Liverpool legend Robbie Fowler backs Community Kitchen for hungry families in West Derby

The Scouse Kitchen is the first step in a planned city-wide rollout

Ian Byrne MP and LFC legend Robbie Fowler
Author: Nathan MarshPublished 11th Oct 2022

Liverpool legend Robbie Fowler has thrown his support behind a Community Kitchen initiative which has the potential to change the way we tackle food poverty in this country, according to a leading academic.

The former Premier League star has made a large donation to grassroots community organisation Fans Supporting Foodbanks, to fund food pantries across Liverpool and to run the trial of a ‘Scouse Kitchen’.

West Derby MP Ian Byrne leads on the Right to Food campaign in Parliament, which aims to make access to food a legal right for all:

“The Scouse Kitchen pilot we are running this week in my West Derby constituency is a much-needed intervention for many families living here. I have mums, dads and carers in West Derby who cannot afford to put food on their family’s table, and I wanted to provide this opportunity for them to sit down together as a family in a restaurant setting and eat a meal together in dignity, for free.

“We know that food poverty causes endless problems for children, affecting their educational attainment and life chances and leading to poor health, reduced life expectancy, malnutrition and obesity.

“Food poverty also has a huge impact on human dignity and social cohesion in our polarised nation of food banks next to investment banks. Too many of our people experience despair and humiliation every day and my aim with this project is to provide a safe space in which West Derby families can eat together in dignity.

"Social eating, such as we are trialling in the Scouse Kitchen, is an important step forward in how communities respond to hunger. It has none of the stigma too often associated with foodbanks and gives families an opportunity to eat together around a table.
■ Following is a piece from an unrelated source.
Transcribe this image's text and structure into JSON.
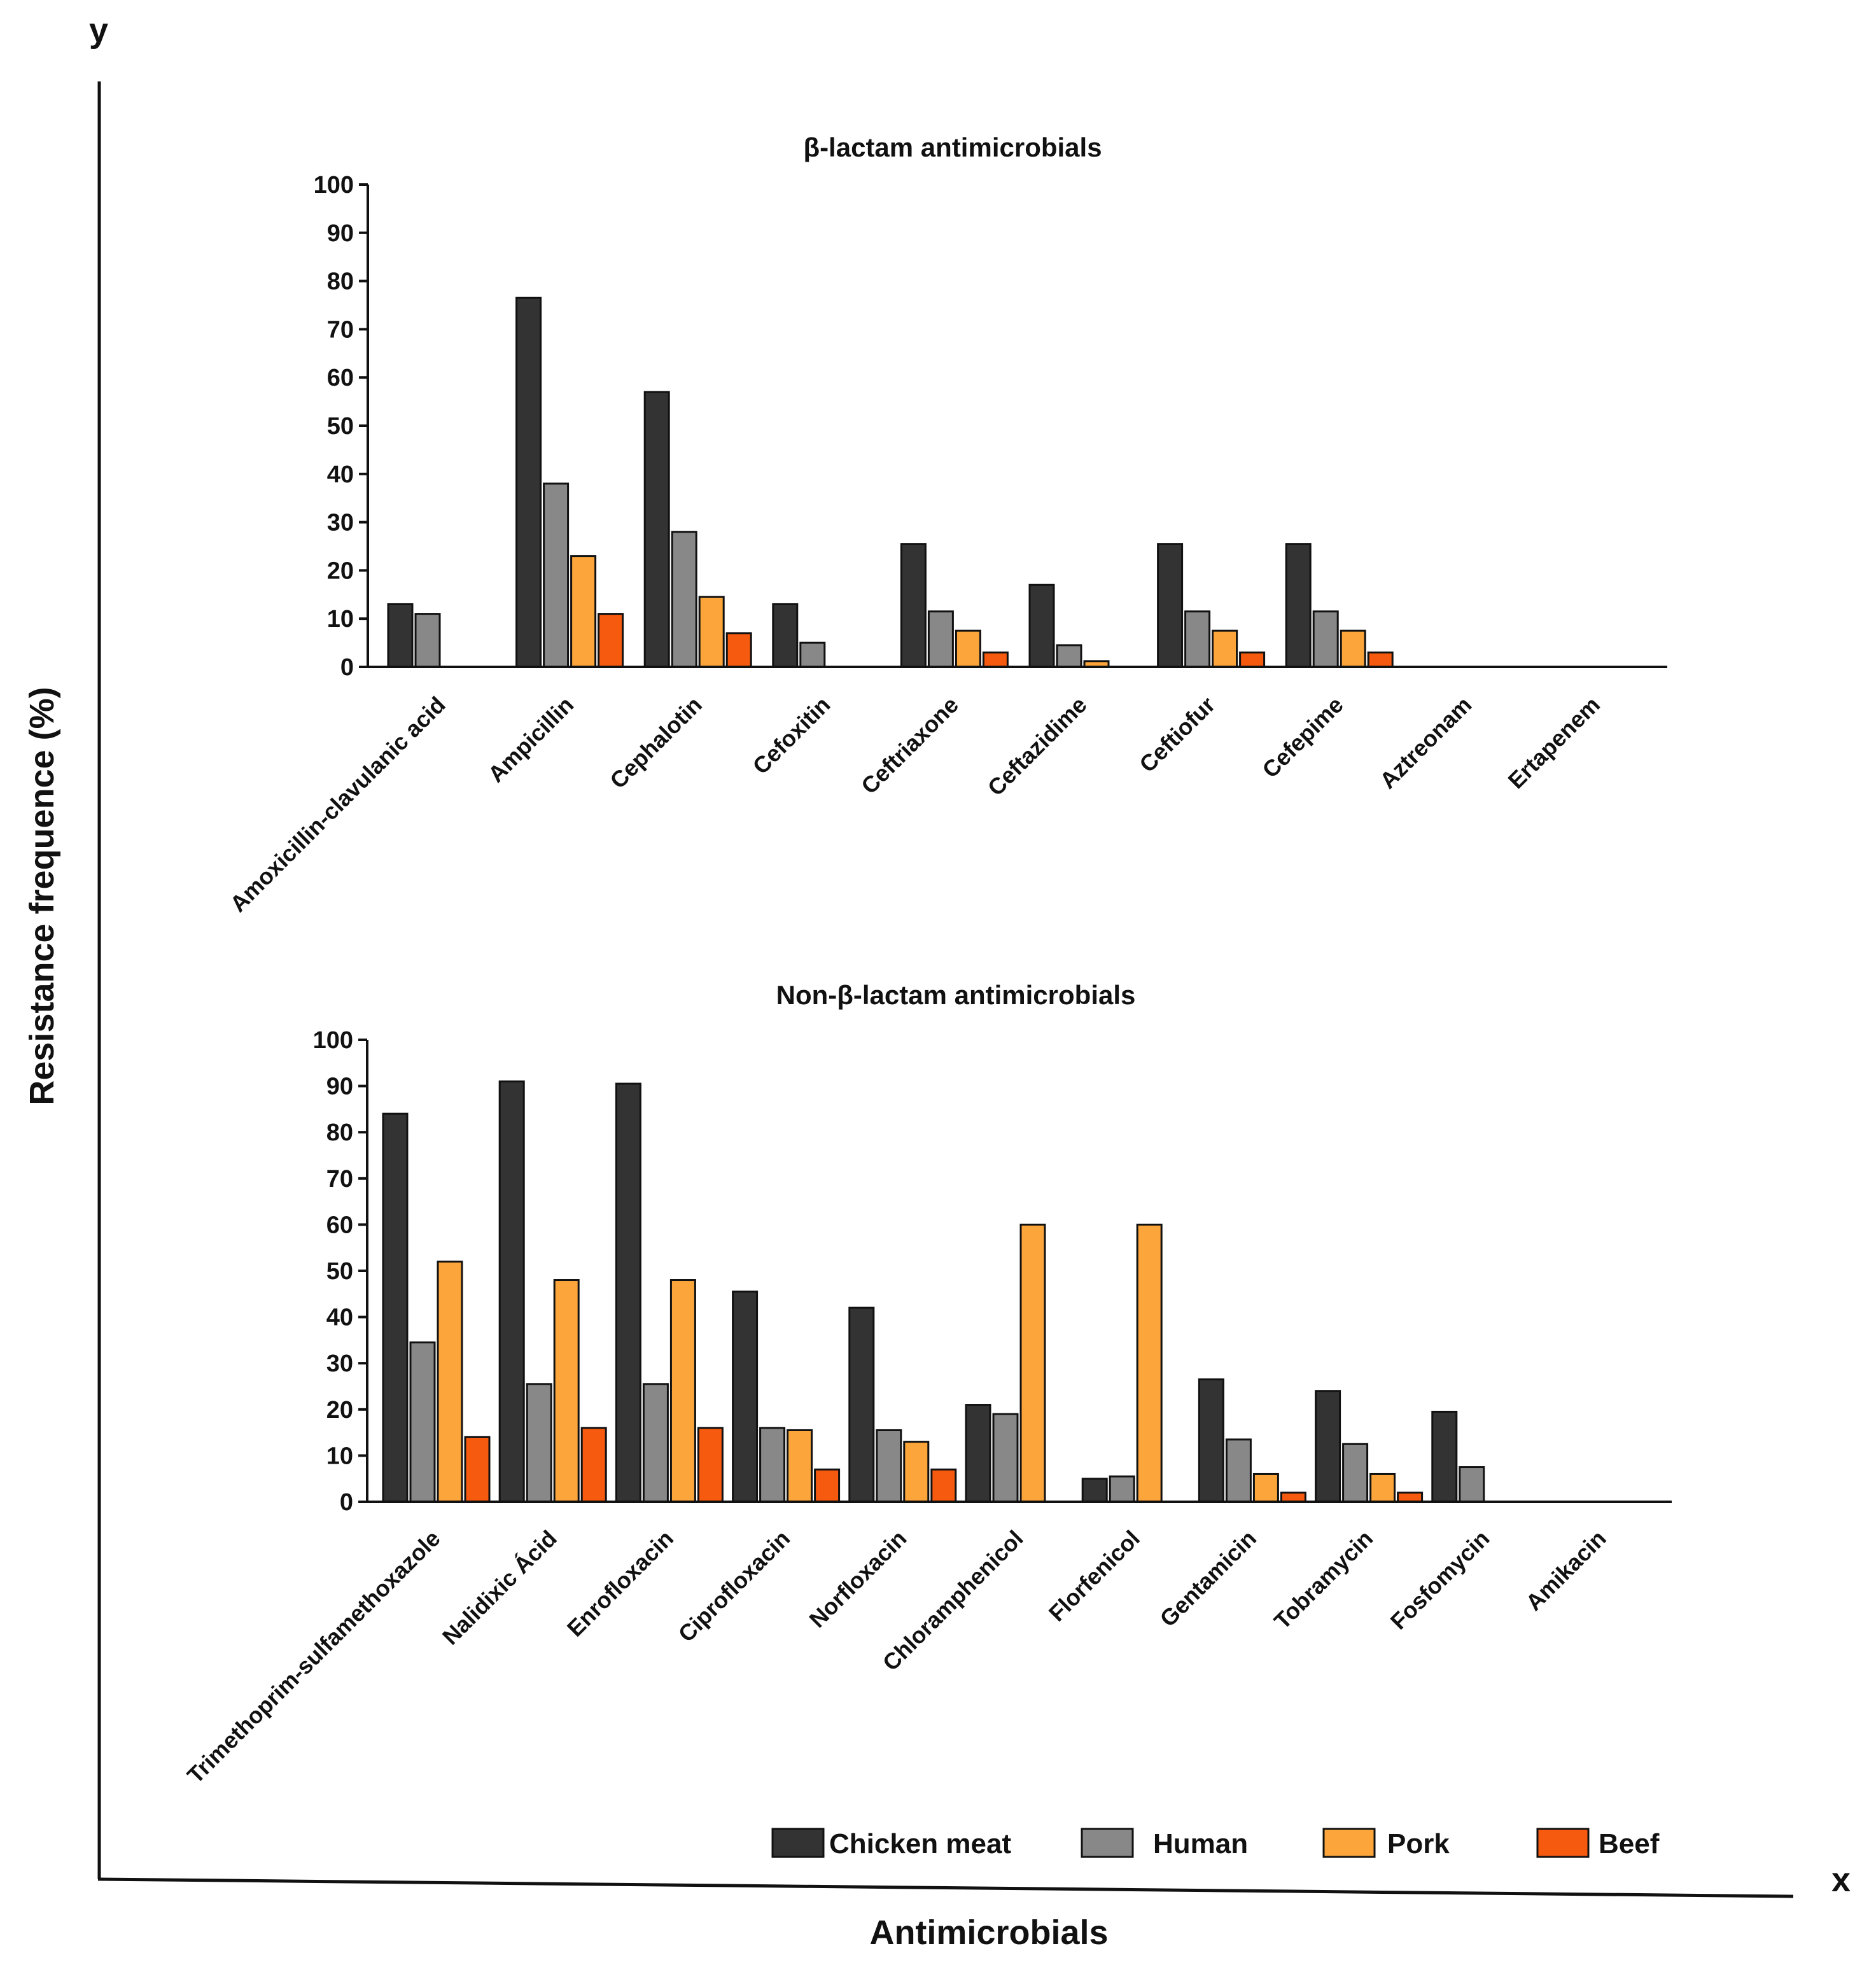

"Dignity is key and we believe this model of social eating will provide that. Food pantries are also considered to offer a more dignified response to hunger than foodbanks, and we now operate several such pantries across Liverpool.

“In terms of my longer-term goal of ending the food poverty, I am leading Right To Food campaign in Parliament which aims to see an end to hunger in the UK. One of our five key demands is to introduce Community Kitchens across the country, and I see our Scouse Kitchen as the first step in achieving that.

Fowler’s donation will also be used to fund food pantries across Liverpool, as well as the Scouse Kitchen trial, which is designed to be a healthier, more sustainable, and less demeaning alternative to the foodbank, where people can sit, eat, talk and 'break bread' together.

LFC legend Fowler said:

“I am delighted to be able to support the fantastic work of Ian Byrne MP and Fans Supporting Foodbanks in this way. The Community Kitchen idea is inspiring, and I am proud to be part of it.

"Too many families in Liverpool and across the UK are really struggling to put food on the table and that is completely unacceptable in this day and age. Food pantries and Community Kitchens provide dignity as well as food to those who are struggling, and I am humbled to be able to help.”

Dave Kelly, Chair of Fans Supporting Foodbanks, said:

“Massive thanks to Robbie Fowler from all at Fans Supporting Foodbanks for this very generous donation. We hope that the piloting of a community kitchen here in Liverpool can serve as a template going forward for a national rollout across the Fans Supporting Foodbanks network.”

The Scouse Kitchen pilot takes place at St Celia's Junior School in Tuebrook, Liverpool, and will be open between 5pm and 6.30pm from Tuesday 11 to Thursday 13 October.

In setting up the Scouse Kitchen pilot in West Derby, Ian Byrne MP was influenced by the research of Professor Bryce Evans, a social history expert at Liverpool Hope University, who believes community kitchens could support or even replace foodbanks as a means of combatting the cost-of-living crisis.

Professor Evans, who wrote Feeding the People in Wartime Britain, a book which examines the impact of community kitchens that operated nationwide between 1917 and the 1960s said:

“The Scouse Kitchen will use the principles of social eating we saw in Britain during the 20th century to trial an alternative way of tackling food poverty. Community kitchens were successful during wartime and the years after, and they operated in complete contrast to the foodbank model which has emerged in the last 15 years.

“Foodbanks offer invaluable support to those in need of emergency handouts, but they provide basic food and there is a stigma around using them due to people sometimes being required to prove they are ‘poor enough’ to access them.

"Social eating takes a more holistic approach. It allows you to serve fresh, healthy food in a community setting which improves people’s physical and mental health whilst also combating fuel poverty at a time when many foodbank users are reporting that they are unable to use appliances to prepare or store food."